Contrariamente alla filosofia di vita che, consuetudine mentale comune a molti nelle realtà sociali di qualche decennio addietro, induceva a pensare al prodotto, di qualunque natura e uso, avrebbe dovuto imporsi per qualità e durata, terminata la sua funzione per raggiunti limiti tecnici o collassi improcrastinabili dei materiali di cui era composto il manufatto venisse, oggi diciamo, riciclato, ovvero reintrodotto in toto o in parte laddove possibile, senza creare traumi o danni irreversibili all'ambiente.

Qualità, durata e salubrità del ciclo produttivi e di vita dei manufatti.

Purtroppo non sempre è andata bene e i risultati postumi delle ricerche si sono rivelati disastrosi.

Eternit. Ricordate? È stato un prodotto pubblicizzato oltremisura per l'indistruttibilità e la leggerezza fino a divenire, negli anni '60, una fonte di guadagno per la casa madre.

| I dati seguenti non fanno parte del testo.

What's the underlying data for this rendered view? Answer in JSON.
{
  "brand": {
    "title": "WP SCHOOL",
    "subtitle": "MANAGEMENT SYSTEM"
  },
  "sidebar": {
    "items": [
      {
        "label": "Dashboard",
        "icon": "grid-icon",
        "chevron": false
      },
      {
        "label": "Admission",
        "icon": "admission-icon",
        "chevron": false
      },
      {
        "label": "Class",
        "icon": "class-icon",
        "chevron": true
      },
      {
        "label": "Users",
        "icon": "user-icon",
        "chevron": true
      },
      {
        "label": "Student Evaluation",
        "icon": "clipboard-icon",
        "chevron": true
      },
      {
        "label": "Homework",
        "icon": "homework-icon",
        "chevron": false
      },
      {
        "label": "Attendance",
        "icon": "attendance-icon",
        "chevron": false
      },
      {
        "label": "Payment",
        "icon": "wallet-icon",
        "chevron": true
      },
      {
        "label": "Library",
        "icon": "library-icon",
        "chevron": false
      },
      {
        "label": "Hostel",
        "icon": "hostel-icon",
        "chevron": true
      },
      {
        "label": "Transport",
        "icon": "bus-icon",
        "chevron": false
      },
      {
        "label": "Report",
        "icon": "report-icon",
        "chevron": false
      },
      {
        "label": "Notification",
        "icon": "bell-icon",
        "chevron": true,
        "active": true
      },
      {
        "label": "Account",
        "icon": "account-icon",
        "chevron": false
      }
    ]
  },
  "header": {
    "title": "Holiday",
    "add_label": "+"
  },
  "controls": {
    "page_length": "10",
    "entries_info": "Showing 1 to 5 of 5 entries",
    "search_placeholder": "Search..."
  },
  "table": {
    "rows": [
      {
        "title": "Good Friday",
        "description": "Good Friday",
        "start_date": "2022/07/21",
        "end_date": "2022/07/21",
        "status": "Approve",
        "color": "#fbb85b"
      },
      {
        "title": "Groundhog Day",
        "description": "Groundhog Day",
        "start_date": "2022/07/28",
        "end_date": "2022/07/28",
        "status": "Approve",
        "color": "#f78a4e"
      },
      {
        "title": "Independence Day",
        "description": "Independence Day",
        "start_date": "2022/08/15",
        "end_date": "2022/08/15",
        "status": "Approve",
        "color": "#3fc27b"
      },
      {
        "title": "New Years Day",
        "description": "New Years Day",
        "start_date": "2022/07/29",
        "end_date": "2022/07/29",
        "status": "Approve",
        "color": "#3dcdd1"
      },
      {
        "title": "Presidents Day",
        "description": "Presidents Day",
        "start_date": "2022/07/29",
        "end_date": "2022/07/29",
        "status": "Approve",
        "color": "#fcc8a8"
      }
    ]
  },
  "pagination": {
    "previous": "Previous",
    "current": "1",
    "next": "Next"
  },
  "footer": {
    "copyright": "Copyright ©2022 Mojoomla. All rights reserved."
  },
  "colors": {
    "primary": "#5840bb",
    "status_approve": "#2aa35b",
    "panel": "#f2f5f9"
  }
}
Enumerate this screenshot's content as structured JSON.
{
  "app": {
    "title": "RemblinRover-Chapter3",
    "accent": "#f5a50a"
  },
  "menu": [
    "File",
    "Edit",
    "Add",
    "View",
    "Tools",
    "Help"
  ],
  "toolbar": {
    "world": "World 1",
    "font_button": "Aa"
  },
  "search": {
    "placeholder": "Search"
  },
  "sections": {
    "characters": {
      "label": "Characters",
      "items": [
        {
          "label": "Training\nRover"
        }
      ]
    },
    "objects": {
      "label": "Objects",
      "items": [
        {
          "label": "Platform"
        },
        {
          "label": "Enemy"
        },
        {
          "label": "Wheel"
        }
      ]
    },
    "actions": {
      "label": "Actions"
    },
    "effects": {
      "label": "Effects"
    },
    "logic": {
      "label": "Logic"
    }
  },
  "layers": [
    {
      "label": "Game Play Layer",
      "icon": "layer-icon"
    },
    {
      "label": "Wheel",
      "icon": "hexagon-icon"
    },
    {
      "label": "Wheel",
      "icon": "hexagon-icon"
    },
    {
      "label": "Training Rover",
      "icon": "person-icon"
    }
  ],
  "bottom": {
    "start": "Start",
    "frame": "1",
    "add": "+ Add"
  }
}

L'impiego nell'edilizia del prodotto sembrava una panacea. Si costruivano e vendevano lastre per tetti, tubi per l'acqua irrigua e potabile e persino cisterne per la raccolta delle acque. Sì era un elemento pratico da inserire nelle costruzioni edili. Peccato che solo dopo molti decenni gli studi scientifici hanno documentato la cancerogenicità degli elementi presenti nell'eternit.

Nelle fabbriche, le maestranze impegnate nella lavorazione dei manufatti senza le adeguate protezioni inalavano polvere d'amianto. Ma non lo sapevano. Il dato certo, postumo, è dato dalle innumerevoli morti vittime del cancro ai polmoni.


Altre fabbriche, vanto e speranza della rivoluzione industriale degli anni '60, hanno contribuito con le emissioni di fumi tossici e smaltimenti pirata di varia natura ad inquinare il pianeta. Taranto è uno dei siti che ha portato ricchezza e malattie irreversibili anche nell'indotto. Gli inquinanti delle fabbriche sparsi nel cielo e nel terreno sono penetrati nella filiera agroalimentare alterando struttura e genuinità organolettiche di animali e piante.

I principi dell’economia circolare, sostenuta in passato con naturalezza, subisce un violento colpo d'arresto in netto contrasto con il modello economico lineare.